Their recent quarterly newsletter "News from the Sloughs" ruefully reports on the lack of recognition of the reserve from the inhabitants of the local area (who number about 1 million!), the need for more volunteers to help with reserve activities and the arrangements for education activities for children. There are also adverts for guided walks and illustrated talks. I'm sure the SWT staff at the Basin Visitor Centre will sympathise with the sentiments in all these items. (See www.tijuanaestuary.com)
In Iceland, the Floi Nature Reserve is a river estuary that covers about 1,230 acres and is the breeding site of many birds that would be seen on the Basin in winter; dunlin and black tailed godwit are two species that make the return journey each year.
The Greater Zandvlei Estuary Nature Reserve in South Africa, like a lot of Ramsar sites around the world, celebrated World Wetlands Day this year with an event that saw 80 local school children visiting the reserve and learning about the environment and wildlife. (See www.zandvleitrust.org.za)
Montrose Basin is also a Ramsar site (an International designation of wetland habitats) and World Wetlands Day is an annual fixture in its event programme. The similarities with other wetland reserves all over the world are obvious from these few examples above and it is clear that Montrose Basin is an example of a habitat that needs nurturing and is important in worldwide terms as well as locally.

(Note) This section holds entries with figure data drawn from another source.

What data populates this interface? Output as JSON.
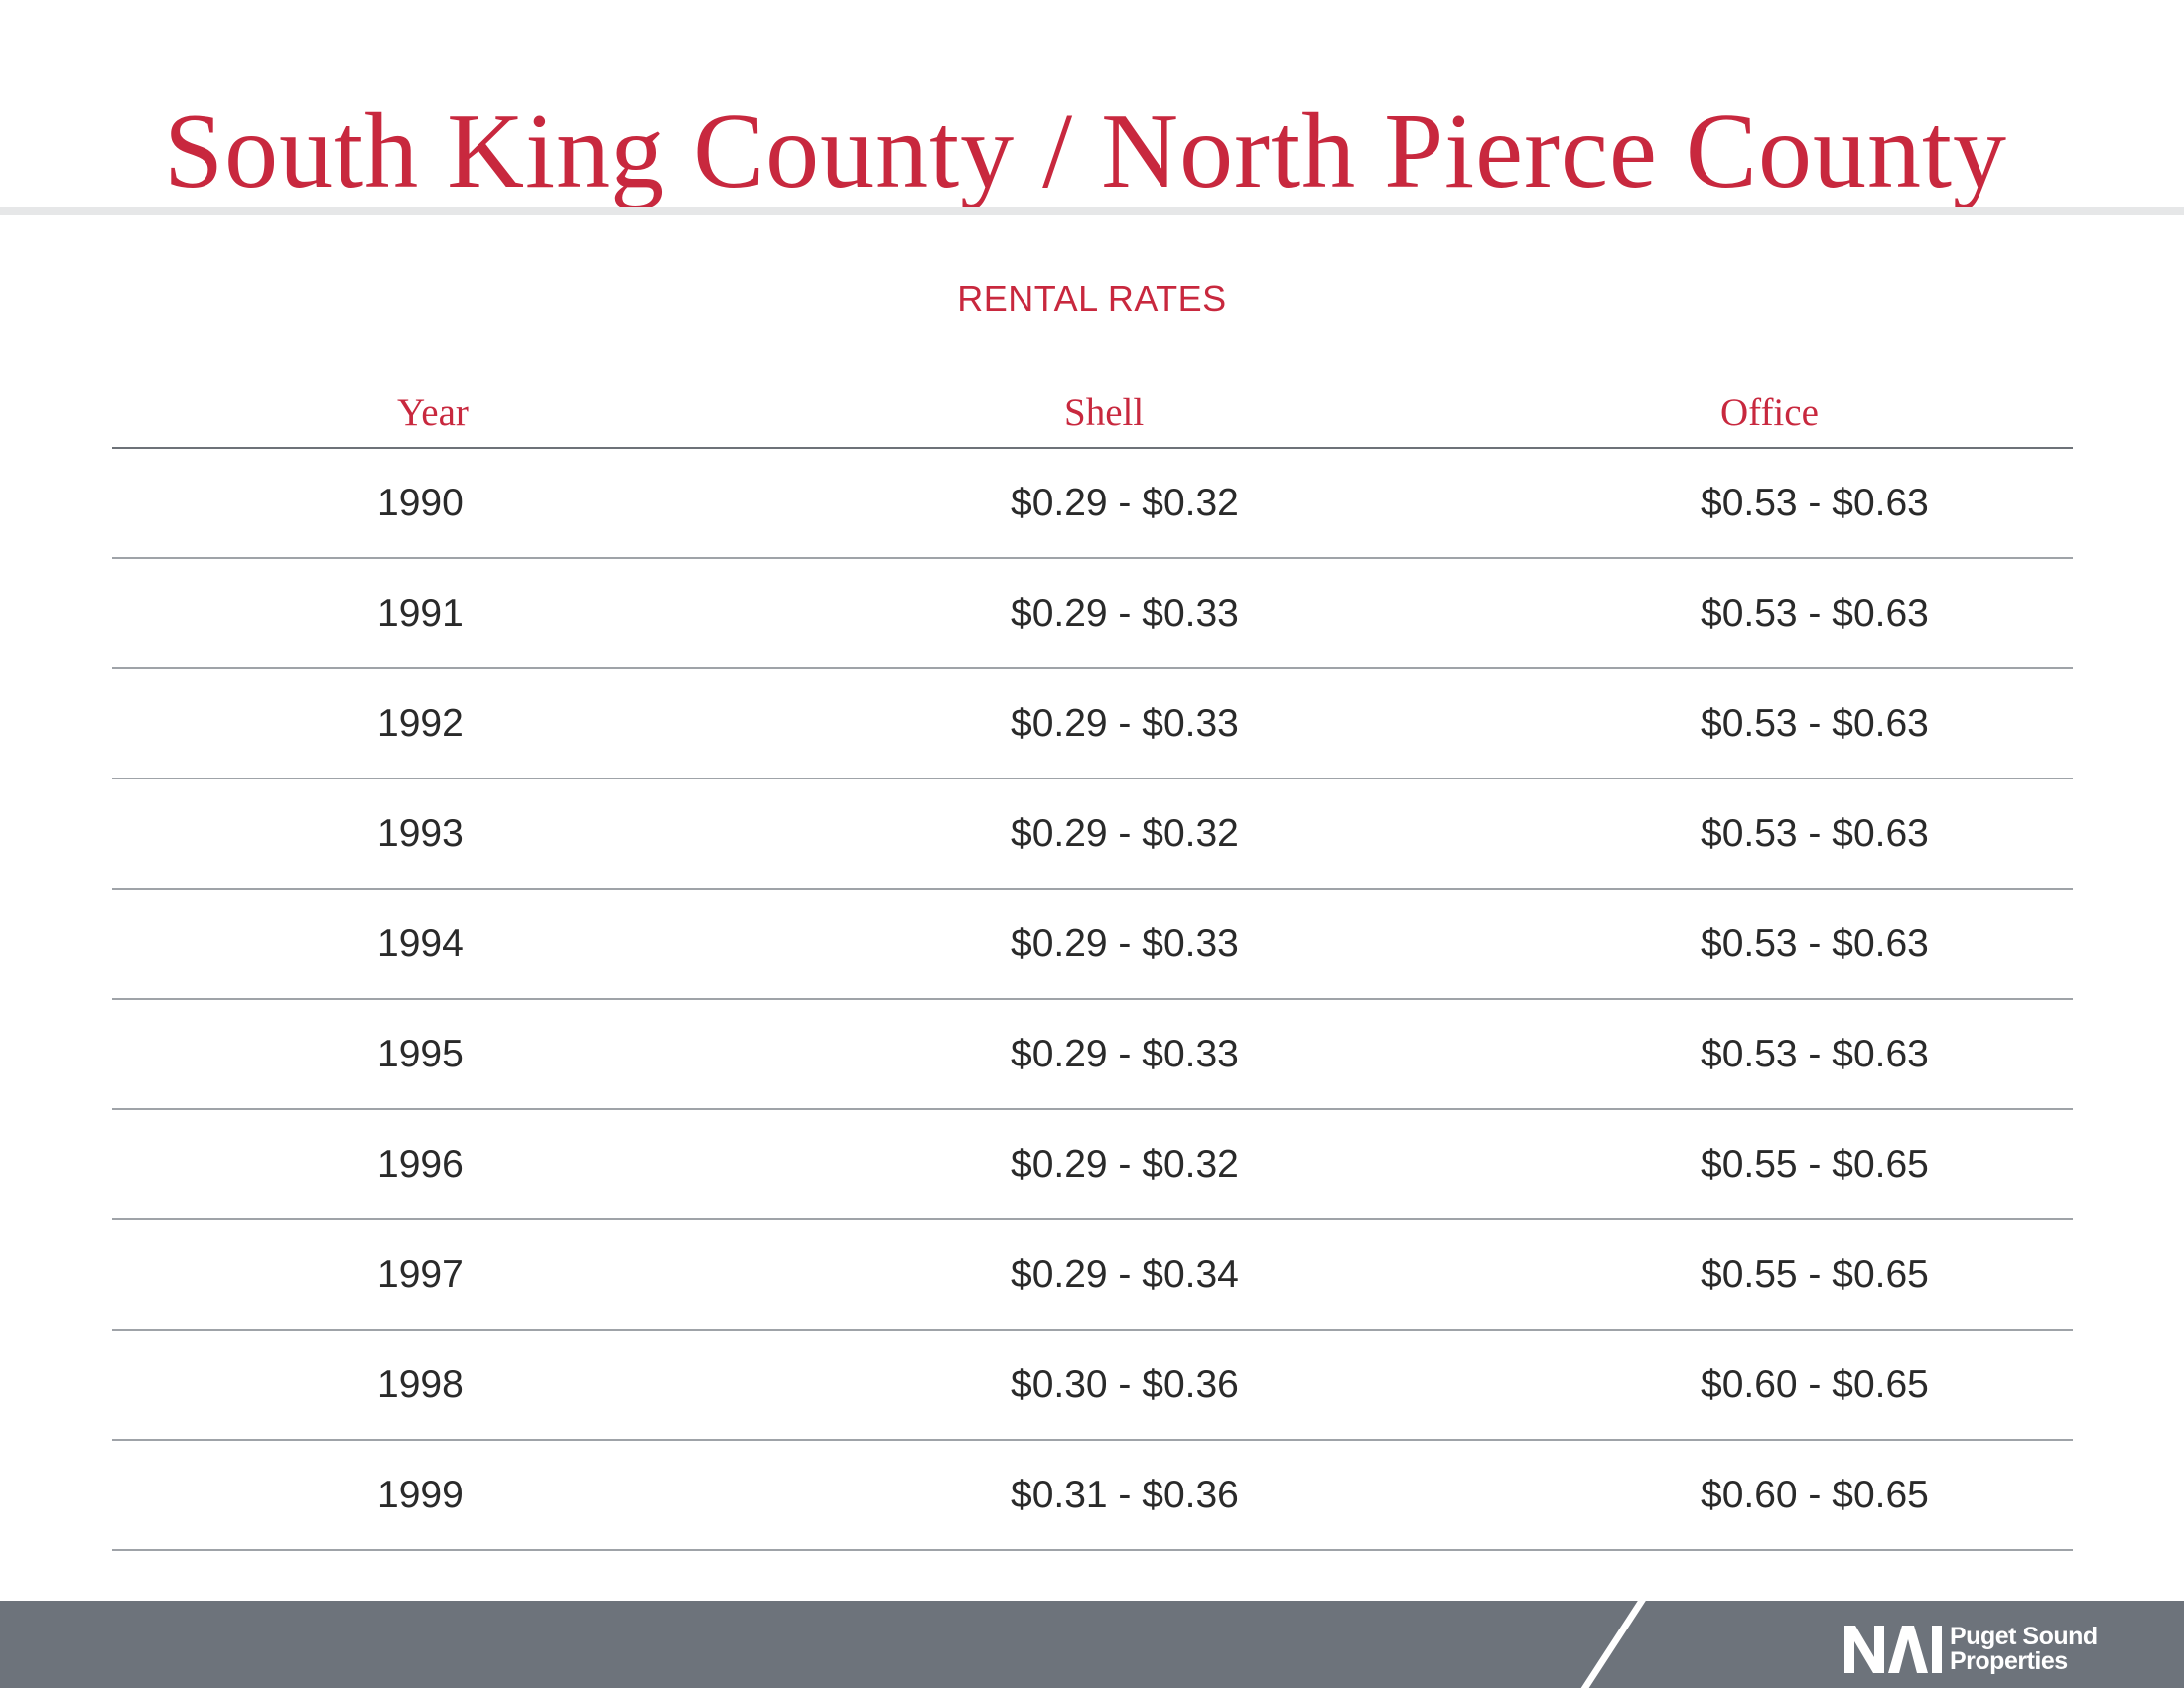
{
  "title": "South King County / North Pierce County",
  "subtitle": "RENTAL RATES",
  "table": {
    "headers": [
      "Year",
      "Shell",
      "Office"
    ],
    "rows": [
      [
        "1990",
        "$0.29 - $0.32",
        "$0.53 - $0.63"
      ],
      [
        "1991",
        "$0.29 - $0.33",
        "$0.53 - $0.63"
      ],
      [
        "1992",
        "$0.29 - $0.33",
        "$0.53 - $0.63"
      ],
      [
        "1993",
        "$0.29 - $0.32",
        "$0.53 - $0.63"
      ],
      [
        "1994",
        "$0.29 - $0.33",
        "$0.53 - $0.63"
      ],
      [
        "1995",
        "$0.29 - $0.33",
        "$0.53 - $0.63"
      ],
      [
        "1996",
        "$0.29 - $0.32",
        "$0.55 - $0.65"
      ],
      [
        "1997",
        "$0.29 - $0.34",
        "$0.55 - $0.65"
      ],
      [
        "1998",
        "$0.30 - $0.36",
        "$0.60 - $0.65"
      ],
      [
        "1999",
        "$0.31 - $0.36",
        "$0.60 - $0.65"
      ]
    ]
  },
  "footer": {
    "logo_mark": "NAI",
    "logo_line1": "Puget Sound",
    "logo_line2": "Properties"
  },
  "colors": {
    "accent": "#c8283e",
    "footer_bar": "#6d737b",
    "rule": "#e6e7e8"
  }
}
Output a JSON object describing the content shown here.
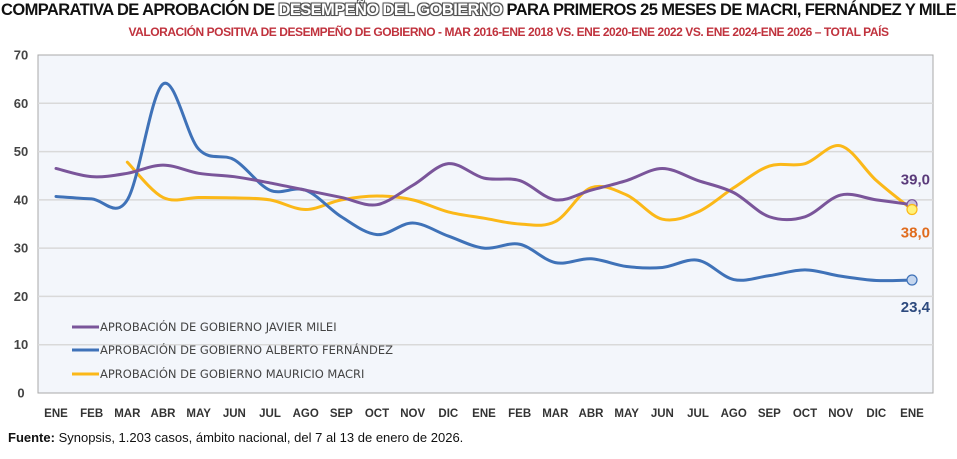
{
  "chart_data": {
    "type": "line",
    "title_prefix": "COMPARATIVA DE APROBACIÓN DE ",
    "title_highlight": "DESEMPEÑO DEL GOBIERNO",
    "title_suffix": " PARA PRIMEROS 25 MESES DE MACRI, FERNÁNDEZ Y MILE",
    "subtitle": "VALORACIÓN POSITIVA DE DESEMPEÑO DE GOBIERNO - MAR 2016-ENE 2018 VS. ENE 2020-ENE 2022 VS. ENE 2024-ENE 2026 – TOTAL PAÍS",
    "xlabel": "",
    "ylabel": "",
    "ylim": [
      0,
      70
    ],
    "yticks": [
      0,
      10,
      20,
      30,
      40,
      50,
      60,
      70
    ],
    "grid": true,
    "legend_position": "bottom-left",
    "categories": [
      "ENE",
      "FEB",
      "MAR",
      "ABR",
      "MAY",
      "JUN",
      "JUL",
      "AGO",
      "SEP",
      "OCT",
      "NOV",
      "DIC",
      "ENE",
      "FEB",
      "MAR",
      "ABR",
      "MAY",
      "JUN",
      "JUL",
      "AGO",
      "SEP",
      "OCT",
      "NOV",
      "DIC",
      "ENE"
    ],
    "series": [
      {
        "name": "APROBACIÓN DE GOBIERNO JAVIER MILEI",
        "color": "#7a559a",
        "values": [
          46.5,
          44.8,
          45.5,
          47.2,
          45.5,
          44.8,
          43.5,
          42.0,
          40.5,
          39.0,
          43.0,
          47.5,
          44.5,
          44.0,
          40.0,
          42.0,
          44.0,
          46.5,
          44.0,
          41.5,
          36.5,
          36.5,
          41.0,
          40.0,
          39.0
        ],
        "end_label": "39,0",
        "end_label_color": "#5a3a7a"
      },
      {
        "name": "APROBACIÓN DE GOBIERNO ALBERTO FERNÁNDEZ",
        "color": "#3f72b8",
        "values": [
          40.7,
          40.2,
          40.0,
          64.0,
          50.5,
          48.3,
          42.0,
          42.0,
          36.5,
          32.8,
          35.2,
          32.5,
          30.0,
          30.8,
          27.0,
          27.8,
          26.2,
          26.0,
          27.5,
          23.5,
          24.3,
          25.5,
          24.2,
          23.3,
          23.4
        ],
        "end_label": "23,4",
        "end_label_color": "#2d4a7e"
      },
      {
        "name": "APROBACIÓN DE GOBIERNO MAURICIO MACRI",
        "color": "#fbb818",
        "start_index": 2,
        "values": [
          null,
          null,
          47.8,
          40.5,
          40.5,
          40.4,
          40.0,
          38.0,
          40.0,
          40.8,
          40.0,
          37.5,
          36.2,
          35.0,
          35.5,
          42.5,
          41.0,
          36.0,
          37.5,
          42.5,
          47.0,
          47.5,
          51.2,
          44.0,
          38.0
        ],
        "end_label": "38,0",
        "end_label_color": "#e06c1e"
      }
    ]
  },
  "footer": {
    "label": "Fuente:",
    "text": " Synopsis, 1.203 casos, ámbito nacional, del 7 al 13 de enero de 2026."
  }
}
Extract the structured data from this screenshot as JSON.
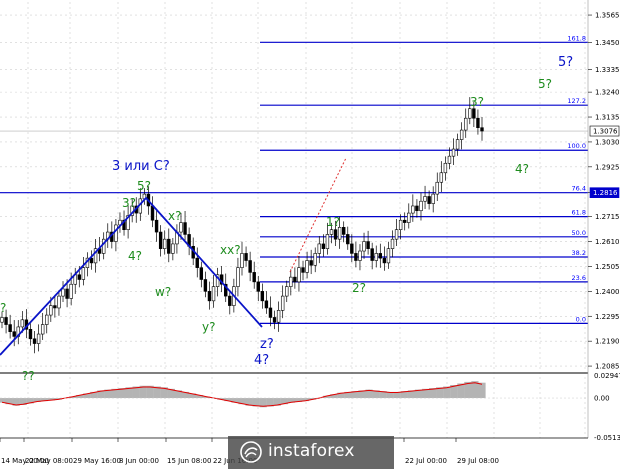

While Montrosians may think of the thousands of pink footed geese as "theirs", those same birds are "claimed" by Norfolk residents, as well as the people in Iceland and Greenland. The continued existence of these wildlife spectacles depends on clean, healthy estuaries to provide migratory species with the refuelling stops they need. So come along and support your local Reserve - wherever you live.